La storia di Antonio Maiorano

Maiorano era un incensurato estraneo a qualunque contesto criminale. Quel giorno i sicari lo scambiarono per Giuliano Serpa, boss dell’omonimo clan all’epoca impegnato in una faida sanguinosa con il gruppo Martello.

A indurre in errore il commando sarebbe stato Pagano che secondo gli inquirenti svolgeva il ruolo di “staffetta”. L’omicidio, invece, sarebbe stato pianificato utilizzando anche la calzoleria di Cascardo come base operativa.

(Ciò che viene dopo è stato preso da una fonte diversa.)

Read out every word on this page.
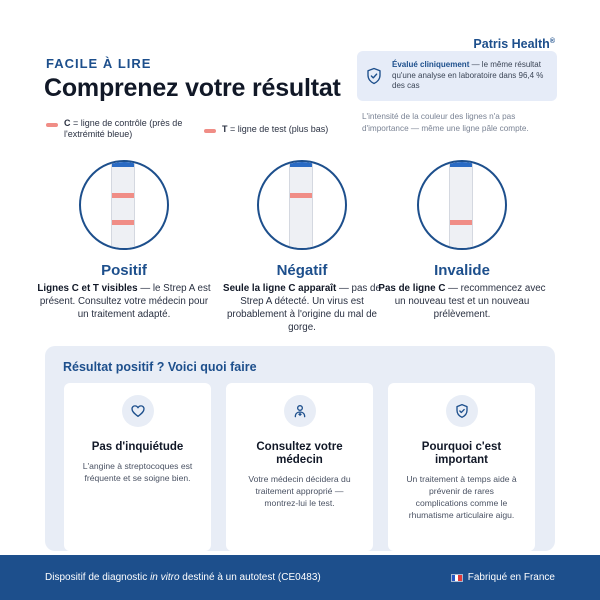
Patris Health®
FACILE À LIRE
Comprenez votre résultat
Évalué cliniquement — le même résultat qu'une analyse en laboratoire dans 96,4 % des cas
L'intensité de la couleur des lignes n'a pas d'importance — même une ligne pâle compte.
C = ligne de contrôle (près de l'extrémité bleue)	T = ligne de test (plus bas)
Positif
Lignes C et T visibles — le Strep A est présent. Consultez votre médecin pour un traitement adapté.
Négatif
Seule la ligne C apparaît — pas de Strep A détecté. Un virus est probablement à l'origine du mal de gorge.
Invalide
Pas de ligne C — recommencez avec un nouveau test et un nouveau prélèvement.
Résultat positif ? Voici quoi faire
Pas d'inquiétude
L'angine à streptocoques est fréquente et se soigne bien.
Consultez votre médecin
Votre médecin décidera du traitement approprié — montrez-lui le test.
Pourquoi c'est important
Un traitement à temps aide à prévenir de rares complications comme le rhumatisme articulaire aigu.
Dispositif de diagnostic in vitro destiné à un autotest (CE0483)	Fabriqué en France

Per tutti e tre gli imputati, la Dda di Catanzaro, nel processo di primo grado, aveva invocato il massimo della pena possibile: l’ergastolo. A difendere Lofaro c’erano gli avvocati Sabrina Mannarino e Michele Rizzo. I familiari della vittima, parti civili nel procedimento, erano rappresentati invece dagli avvocati Pasquale Vaccaro, Maria Giuseppina Torchia e Marco Maiorano.